• Adam Horvath

West End Girls, But It's EAST END CLAM PIE!

I’ve never been shy to self-depreciate but this post is gonna make me sound like an idiot. It’s because admittedly, I have a childlike knowledge of The Hamptons and actually all of Long Island for that matter. Heavy traffic, Diddy’s White Party, Ina & Jeffery and the New York Islanders. Other than that, everything else I know about the tip of Long Island, I learned from watching Kourtney & Khloe Take the Hamptons.


But then over the pandemic I discovered something amazing about Long Island that I never knew, the Bonac Clam Pie. That and thanks to a DNA test, I found out I have a long lost biological sister with eight kids who has lived out there my entire life, but I’ll save that for another blog post.


No, Not Clam Pizza

Bonac Clam Pie, not to be confused with the New Haven Style clam pizza, is a hearty seafood dish that originated in East Hampton in the mid 1600's. Centuries old recipes brought over from Europe and perfected in the New World have been passed down from mother to daughter and father to son from the original Bonackers who settled the area. Along with his wife Kim, Clint Bennett Jr., a 14th generation Bennett, whose ancestors worked side by side with the local Indians learning how to fish the Bay, opened Bennett Shellfish over 6 years ago selling oysters, clams, lobsters and fish; anything fresher is still swimming in the ocean. And Kim might just make the best clam pie on the East End. If you don’t believe me, ask the Facebook page Bonac Eats, a popular group embracing Bonacker culture and cuisine, and they will be quick to let you know.


All clam pies generally contain the same core ingredients; locally raked quahogs chopped in their juice, chunky cut potatoes and island grown celery and onions cooked in a creamy, briny broth, baked inside a flaky pie crust. Imagine a thick clam chowder in a bread bowl served in a chickenless pot pie instead. And no two recipes are exact. Some are made with rendered bacon, others add handpicked herbs from their garden. And then there are some pies made with an intensely flavored homemade clam liquor that will trick your senses into believing you are sipping directly from the ocean. TRUTH BE TOLD- I wrote most of this before actually tasting a clam pie. I JUST ATE IT! 😍 If you've ever enjoyed a chowder, you will LOVE THIS! Kim's clam pie is 🔥- Top 5 Food of this year!

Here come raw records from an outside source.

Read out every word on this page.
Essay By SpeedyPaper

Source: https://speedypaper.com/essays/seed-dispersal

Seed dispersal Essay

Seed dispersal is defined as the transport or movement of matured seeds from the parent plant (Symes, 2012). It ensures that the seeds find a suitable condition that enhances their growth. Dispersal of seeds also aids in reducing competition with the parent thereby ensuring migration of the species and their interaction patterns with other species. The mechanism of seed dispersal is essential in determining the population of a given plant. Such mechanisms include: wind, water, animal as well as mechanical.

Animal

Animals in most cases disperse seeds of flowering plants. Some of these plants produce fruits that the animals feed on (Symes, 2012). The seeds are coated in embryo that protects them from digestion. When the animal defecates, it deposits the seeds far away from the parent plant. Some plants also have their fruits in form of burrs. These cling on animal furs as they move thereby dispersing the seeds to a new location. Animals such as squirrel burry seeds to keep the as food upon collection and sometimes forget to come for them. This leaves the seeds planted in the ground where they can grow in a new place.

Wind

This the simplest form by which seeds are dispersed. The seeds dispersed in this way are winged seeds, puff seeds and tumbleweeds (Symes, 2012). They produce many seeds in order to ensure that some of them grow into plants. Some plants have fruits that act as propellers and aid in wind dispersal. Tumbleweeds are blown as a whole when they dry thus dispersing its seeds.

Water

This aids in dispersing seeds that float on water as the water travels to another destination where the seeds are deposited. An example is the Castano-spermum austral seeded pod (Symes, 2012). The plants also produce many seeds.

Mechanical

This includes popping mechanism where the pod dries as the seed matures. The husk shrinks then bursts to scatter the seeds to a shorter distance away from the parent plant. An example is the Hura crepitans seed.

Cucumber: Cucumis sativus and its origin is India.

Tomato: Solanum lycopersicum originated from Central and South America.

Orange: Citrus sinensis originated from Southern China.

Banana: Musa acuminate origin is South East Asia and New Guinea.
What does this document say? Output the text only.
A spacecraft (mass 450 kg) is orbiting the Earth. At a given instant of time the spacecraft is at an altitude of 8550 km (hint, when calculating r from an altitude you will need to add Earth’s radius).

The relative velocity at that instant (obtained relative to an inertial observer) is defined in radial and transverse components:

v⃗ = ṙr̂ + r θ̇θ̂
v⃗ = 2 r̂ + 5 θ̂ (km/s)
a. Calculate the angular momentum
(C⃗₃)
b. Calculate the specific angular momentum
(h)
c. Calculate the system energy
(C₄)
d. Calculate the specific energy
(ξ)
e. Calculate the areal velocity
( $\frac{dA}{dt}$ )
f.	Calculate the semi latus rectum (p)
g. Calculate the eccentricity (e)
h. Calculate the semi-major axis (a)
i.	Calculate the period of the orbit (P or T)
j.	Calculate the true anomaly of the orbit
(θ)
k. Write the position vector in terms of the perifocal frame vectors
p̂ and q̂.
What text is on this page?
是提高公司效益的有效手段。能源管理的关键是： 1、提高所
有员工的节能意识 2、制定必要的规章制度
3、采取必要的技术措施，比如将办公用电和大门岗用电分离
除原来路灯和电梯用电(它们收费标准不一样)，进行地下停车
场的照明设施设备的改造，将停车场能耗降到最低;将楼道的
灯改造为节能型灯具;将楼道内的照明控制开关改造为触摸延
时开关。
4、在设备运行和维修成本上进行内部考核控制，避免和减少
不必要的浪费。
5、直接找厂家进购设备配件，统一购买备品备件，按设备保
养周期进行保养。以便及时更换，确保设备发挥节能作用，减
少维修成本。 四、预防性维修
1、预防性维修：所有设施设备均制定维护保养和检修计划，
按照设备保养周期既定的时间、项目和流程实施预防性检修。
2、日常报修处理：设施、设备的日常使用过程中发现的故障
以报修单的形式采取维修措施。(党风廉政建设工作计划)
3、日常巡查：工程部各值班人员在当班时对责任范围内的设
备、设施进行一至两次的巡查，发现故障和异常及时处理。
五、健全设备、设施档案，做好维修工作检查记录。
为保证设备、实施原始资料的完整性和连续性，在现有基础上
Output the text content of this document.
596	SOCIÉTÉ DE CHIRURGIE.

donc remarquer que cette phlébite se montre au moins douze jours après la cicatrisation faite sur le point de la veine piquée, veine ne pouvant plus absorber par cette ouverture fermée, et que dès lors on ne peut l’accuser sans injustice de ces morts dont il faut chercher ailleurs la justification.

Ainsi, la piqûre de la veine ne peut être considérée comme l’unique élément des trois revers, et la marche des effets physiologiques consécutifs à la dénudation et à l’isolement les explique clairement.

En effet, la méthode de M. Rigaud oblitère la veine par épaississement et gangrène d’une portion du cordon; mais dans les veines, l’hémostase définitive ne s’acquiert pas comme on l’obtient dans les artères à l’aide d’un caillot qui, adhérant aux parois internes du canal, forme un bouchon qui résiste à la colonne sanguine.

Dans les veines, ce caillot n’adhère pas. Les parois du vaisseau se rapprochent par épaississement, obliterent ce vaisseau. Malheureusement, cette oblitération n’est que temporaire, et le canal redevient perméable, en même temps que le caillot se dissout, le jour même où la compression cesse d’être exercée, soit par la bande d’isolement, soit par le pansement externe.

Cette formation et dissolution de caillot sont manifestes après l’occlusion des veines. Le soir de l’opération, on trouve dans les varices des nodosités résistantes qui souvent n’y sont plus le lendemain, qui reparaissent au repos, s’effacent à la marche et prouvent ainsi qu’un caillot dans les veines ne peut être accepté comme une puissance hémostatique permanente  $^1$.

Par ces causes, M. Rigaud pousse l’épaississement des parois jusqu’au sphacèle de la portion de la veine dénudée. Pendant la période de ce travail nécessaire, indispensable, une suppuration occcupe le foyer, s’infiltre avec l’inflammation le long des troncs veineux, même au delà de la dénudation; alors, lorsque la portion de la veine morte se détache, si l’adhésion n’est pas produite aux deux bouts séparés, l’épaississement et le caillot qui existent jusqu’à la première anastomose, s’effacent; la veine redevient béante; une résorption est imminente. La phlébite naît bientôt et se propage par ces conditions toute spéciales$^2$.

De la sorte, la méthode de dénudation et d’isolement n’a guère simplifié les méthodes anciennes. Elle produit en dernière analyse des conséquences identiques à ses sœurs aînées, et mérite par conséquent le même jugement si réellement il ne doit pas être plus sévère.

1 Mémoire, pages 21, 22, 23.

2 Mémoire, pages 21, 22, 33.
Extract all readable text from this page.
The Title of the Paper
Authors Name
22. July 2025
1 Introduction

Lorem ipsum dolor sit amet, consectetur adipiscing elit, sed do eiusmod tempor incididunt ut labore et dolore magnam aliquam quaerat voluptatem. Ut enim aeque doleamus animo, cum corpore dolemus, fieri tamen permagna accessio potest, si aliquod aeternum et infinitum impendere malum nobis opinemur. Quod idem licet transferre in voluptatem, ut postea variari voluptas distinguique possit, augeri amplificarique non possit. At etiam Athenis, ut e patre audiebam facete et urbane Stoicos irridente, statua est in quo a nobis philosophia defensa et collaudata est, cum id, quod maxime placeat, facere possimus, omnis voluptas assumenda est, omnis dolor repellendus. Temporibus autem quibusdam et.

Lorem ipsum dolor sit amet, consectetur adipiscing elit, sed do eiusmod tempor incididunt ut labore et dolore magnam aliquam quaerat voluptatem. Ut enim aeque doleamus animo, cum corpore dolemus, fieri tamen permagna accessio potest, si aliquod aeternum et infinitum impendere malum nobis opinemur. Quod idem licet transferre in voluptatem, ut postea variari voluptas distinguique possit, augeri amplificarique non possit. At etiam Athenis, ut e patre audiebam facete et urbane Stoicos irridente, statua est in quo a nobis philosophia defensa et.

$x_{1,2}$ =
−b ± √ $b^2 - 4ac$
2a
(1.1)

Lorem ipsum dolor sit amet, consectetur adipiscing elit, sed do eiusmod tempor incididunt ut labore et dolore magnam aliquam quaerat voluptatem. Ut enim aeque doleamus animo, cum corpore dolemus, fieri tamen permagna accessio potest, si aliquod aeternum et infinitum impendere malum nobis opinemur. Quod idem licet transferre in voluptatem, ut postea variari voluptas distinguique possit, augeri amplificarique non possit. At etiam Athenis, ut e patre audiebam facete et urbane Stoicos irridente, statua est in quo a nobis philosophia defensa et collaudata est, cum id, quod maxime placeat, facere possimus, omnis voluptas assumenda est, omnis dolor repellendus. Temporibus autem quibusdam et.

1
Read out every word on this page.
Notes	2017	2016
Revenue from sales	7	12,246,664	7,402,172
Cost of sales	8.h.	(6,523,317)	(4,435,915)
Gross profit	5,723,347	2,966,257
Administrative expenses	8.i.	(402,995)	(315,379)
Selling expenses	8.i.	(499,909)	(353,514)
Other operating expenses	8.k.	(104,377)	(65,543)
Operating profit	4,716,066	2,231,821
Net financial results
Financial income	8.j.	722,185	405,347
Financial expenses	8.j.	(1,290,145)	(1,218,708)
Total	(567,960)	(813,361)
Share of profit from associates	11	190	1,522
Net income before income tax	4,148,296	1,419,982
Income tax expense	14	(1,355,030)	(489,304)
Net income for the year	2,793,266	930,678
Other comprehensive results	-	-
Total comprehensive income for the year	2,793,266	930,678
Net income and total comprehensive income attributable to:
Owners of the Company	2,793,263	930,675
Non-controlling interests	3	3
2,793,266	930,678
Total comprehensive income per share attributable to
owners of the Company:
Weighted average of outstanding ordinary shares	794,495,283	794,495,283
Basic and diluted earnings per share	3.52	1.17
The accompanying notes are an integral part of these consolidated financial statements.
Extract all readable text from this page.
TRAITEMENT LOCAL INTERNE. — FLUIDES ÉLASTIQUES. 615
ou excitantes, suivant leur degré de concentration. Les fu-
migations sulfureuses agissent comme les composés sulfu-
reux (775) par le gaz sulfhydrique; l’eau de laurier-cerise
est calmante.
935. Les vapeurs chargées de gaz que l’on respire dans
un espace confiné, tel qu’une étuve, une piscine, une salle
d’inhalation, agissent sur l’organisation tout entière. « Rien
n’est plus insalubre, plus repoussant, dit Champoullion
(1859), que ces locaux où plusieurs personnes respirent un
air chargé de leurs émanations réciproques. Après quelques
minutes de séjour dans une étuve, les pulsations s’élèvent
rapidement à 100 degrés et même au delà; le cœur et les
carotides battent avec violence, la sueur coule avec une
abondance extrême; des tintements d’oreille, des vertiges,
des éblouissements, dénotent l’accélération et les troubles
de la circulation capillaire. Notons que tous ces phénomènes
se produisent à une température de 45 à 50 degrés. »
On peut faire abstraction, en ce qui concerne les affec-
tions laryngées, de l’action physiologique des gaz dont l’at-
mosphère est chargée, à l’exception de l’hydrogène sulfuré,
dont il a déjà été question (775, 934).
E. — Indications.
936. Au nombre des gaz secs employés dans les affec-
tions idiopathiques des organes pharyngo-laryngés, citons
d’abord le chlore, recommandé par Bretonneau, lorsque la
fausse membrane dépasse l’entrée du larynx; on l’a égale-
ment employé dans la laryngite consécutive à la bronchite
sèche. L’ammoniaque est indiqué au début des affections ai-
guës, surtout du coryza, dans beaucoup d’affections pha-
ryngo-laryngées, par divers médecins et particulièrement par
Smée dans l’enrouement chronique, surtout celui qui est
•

Remind me what a Bonacker is?

Nowadays Bonacker is the term for any resident of East Hampton. But it was originally the name given to the working class English inhabitants who settled the area to the northside of town known as Springs; be warned it's definitely not “the” Springs or you will immediately be outed as a foreigner. To paraphrase a NY Times article, the well-off built fancy houses along main street while the working-class fishermen, baymen and farmers built their community next to the Accabonac Creek earning them the nickname.


Unlike many other colonial seaside settlements from Virginia to Maine who made pies filled with all types of seafood, it’s only the tip of Long Island where you can find the clam pie. Clams were often thought of as peasant food or something only "Indians" ate. Thankfully the Bonackers disagreed making this shellfish dish exclusively their own.


Where Can I Get It?

In addition to Bennett Shellfish, ask a local who makes the best clam pie and they might refer you to a neighbor down the street or their second cousin once removed. So unless you have months to dedicate infiltrating the Bonac social scene for an invite to "Jack" or "Paul's" house for supper, you are best off planning to come out during the annual East Hampton Town Trustee’s Largest Clam Contest which features the best homemade clam pies and chowders.


Also check out Stuart’s Seafood Market in Amagansett, another well regarded market for their frozen clam pies. And on your trip in between make sure you stop off at the roadside Clam Bar at Napeague . Enjoy their tuna app, fried chunks of rare yellowfin in a zeppole like tempura batter served with a horseradish mayo.


It turns out I was an idiot. The East End is much more than just celebrity sightings and Billy Joel song references. There are a lot of picturesque downtowns filled with salt of the earth locals, insanely manicured hedges all over and a few amazing wineries along the way. And just enough city attitude to remind you that you are still in New York. I'm definitely hooked!